English    Türkçe    فارسی   

1
1078-1087

  • Ey gizlice heva ve hevesini tazeleyen kimse! İmanını tazele, ama yalnız dille olmasın.
  • Heva ve heves tazelenip durdukça iman taze değildir. Çünkü heva, iman kapısının kilididir.
  • Bakir sözü tevil etmişsin; sen kendini tevil et, Kur’an’ı değil. 1080
  • İsteğine göre Kur’an’ı tevil ediyorsun. Yüce mana, senin tevilinden aşağılandı, aykırı bir şekle girdi!

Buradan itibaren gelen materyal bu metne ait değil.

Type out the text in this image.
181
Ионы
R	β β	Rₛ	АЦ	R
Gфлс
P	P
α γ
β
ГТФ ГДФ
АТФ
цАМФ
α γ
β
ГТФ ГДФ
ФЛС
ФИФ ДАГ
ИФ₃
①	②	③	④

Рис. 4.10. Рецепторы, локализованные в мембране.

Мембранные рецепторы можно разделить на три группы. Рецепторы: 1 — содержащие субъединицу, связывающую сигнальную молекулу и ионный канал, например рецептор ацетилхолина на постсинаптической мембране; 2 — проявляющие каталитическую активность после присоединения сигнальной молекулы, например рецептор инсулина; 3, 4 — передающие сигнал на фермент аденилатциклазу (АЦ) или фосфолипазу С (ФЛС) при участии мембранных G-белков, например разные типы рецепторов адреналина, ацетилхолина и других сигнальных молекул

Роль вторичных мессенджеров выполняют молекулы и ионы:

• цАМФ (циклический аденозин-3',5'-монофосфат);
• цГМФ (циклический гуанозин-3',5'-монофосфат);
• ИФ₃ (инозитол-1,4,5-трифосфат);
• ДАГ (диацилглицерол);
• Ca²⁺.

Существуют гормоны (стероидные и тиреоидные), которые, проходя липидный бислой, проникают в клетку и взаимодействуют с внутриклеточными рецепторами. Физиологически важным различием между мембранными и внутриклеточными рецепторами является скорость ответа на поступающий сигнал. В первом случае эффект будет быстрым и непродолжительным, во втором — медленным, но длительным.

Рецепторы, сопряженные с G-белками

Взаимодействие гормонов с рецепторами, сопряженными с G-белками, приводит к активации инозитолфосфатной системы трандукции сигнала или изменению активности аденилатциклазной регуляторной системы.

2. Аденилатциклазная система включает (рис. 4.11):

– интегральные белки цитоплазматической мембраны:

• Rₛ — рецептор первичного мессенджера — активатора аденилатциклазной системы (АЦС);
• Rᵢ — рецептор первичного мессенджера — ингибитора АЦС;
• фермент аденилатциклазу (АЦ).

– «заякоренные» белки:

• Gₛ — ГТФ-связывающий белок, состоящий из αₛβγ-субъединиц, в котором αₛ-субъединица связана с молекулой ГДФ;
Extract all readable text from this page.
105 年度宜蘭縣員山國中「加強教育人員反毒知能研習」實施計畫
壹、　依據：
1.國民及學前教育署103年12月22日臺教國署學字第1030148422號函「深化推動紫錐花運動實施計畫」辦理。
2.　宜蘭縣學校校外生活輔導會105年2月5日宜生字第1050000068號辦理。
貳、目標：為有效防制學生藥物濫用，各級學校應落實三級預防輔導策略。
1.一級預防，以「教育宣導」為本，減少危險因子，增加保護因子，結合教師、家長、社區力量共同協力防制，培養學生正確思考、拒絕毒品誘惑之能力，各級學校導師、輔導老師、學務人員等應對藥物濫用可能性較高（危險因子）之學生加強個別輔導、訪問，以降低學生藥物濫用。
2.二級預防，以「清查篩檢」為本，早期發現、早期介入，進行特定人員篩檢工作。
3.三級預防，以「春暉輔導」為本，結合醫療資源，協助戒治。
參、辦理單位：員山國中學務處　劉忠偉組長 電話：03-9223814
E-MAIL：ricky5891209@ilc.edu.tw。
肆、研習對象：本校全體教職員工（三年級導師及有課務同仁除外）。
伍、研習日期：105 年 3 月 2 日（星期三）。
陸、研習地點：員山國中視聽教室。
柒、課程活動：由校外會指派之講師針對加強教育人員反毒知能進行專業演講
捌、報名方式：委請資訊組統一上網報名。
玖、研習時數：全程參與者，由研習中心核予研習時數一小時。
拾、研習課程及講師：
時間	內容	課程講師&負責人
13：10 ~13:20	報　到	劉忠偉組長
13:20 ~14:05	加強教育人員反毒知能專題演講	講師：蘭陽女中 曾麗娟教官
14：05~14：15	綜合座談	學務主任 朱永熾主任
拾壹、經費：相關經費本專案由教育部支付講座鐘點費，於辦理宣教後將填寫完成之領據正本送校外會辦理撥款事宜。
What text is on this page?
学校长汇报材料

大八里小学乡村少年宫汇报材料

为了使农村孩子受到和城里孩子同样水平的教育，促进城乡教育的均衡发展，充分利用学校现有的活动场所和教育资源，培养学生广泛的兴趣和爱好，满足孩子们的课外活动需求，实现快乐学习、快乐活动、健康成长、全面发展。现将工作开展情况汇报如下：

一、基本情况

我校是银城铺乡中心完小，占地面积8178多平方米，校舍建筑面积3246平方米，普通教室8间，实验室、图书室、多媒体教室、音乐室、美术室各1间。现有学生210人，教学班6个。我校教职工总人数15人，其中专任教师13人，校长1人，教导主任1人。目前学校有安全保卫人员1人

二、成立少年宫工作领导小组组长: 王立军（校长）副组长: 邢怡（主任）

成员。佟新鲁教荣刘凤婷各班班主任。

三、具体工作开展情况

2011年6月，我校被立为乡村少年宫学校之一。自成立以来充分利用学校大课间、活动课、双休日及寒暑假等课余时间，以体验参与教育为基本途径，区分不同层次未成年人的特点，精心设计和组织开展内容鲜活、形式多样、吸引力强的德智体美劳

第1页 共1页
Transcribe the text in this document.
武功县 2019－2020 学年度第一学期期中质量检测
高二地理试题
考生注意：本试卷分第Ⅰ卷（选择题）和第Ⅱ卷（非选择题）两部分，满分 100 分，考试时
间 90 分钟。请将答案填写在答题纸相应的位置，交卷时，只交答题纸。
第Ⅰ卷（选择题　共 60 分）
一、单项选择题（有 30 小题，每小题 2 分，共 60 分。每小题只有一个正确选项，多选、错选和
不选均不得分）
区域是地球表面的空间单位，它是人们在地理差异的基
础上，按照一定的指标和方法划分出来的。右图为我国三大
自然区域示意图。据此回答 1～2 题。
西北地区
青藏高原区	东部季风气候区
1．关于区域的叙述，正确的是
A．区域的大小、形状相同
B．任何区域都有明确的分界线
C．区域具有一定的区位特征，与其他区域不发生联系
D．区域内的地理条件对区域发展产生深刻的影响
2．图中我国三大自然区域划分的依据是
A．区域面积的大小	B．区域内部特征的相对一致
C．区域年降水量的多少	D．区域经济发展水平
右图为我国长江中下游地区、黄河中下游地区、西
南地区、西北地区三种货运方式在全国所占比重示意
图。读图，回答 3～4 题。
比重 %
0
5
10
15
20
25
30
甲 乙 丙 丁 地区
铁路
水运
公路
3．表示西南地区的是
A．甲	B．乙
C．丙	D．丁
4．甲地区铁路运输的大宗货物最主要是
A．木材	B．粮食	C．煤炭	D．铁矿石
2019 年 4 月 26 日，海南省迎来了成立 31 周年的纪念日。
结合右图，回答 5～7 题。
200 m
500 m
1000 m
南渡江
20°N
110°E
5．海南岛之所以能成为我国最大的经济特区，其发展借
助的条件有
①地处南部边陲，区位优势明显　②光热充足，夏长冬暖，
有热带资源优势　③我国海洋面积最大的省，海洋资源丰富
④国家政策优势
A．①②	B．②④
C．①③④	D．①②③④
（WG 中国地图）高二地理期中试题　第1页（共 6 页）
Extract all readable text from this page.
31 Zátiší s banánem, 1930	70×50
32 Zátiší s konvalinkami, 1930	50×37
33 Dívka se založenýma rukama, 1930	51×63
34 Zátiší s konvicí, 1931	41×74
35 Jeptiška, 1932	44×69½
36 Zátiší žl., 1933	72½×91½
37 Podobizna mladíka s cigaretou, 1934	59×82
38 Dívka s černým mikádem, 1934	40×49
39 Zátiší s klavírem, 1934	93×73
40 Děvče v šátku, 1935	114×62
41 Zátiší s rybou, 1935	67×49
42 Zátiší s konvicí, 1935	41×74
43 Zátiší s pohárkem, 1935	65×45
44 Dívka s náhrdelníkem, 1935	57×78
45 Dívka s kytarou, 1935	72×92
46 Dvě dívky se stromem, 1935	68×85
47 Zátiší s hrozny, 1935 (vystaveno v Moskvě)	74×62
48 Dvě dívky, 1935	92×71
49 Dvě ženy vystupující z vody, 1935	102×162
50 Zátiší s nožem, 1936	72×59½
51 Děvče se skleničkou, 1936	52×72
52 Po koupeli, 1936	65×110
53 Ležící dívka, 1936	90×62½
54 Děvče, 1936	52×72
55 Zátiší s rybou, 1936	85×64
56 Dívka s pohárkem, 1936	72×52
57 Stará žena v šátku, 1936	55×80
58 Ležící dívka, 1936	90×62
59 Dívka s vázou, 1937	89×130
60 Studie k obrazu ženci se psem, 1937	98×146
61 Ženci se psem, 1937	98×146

  • Sineğin gevşek tevilinin değersizliği
  • O sinek eşek sidiği birikintisindeki saman çöpünün üstünde gemi kaptanı gibi baş kaldırıp,
  • “Ben, deniz ve gemi hikâyesini okumuş, bir zaman bunu düşünmüştüm.
  • İşte şu deniz, şu gemi, ben de ehliyefli, rey ve tedbir sahibi bir kaptanın” dedi.
  • Deniz üstünde salını sürüp durmaktaydı. O kadarcık bir su ona haddinden fazla göründü. 1085
  • O sidik, sineğe göre hudutsuzdu. Sinekte, onu olduğu gibi görecek göz nerede?
  • Onun âlemi kendi görüşüne göre olur. Gözü, bu kadardır, denizi de ona göre!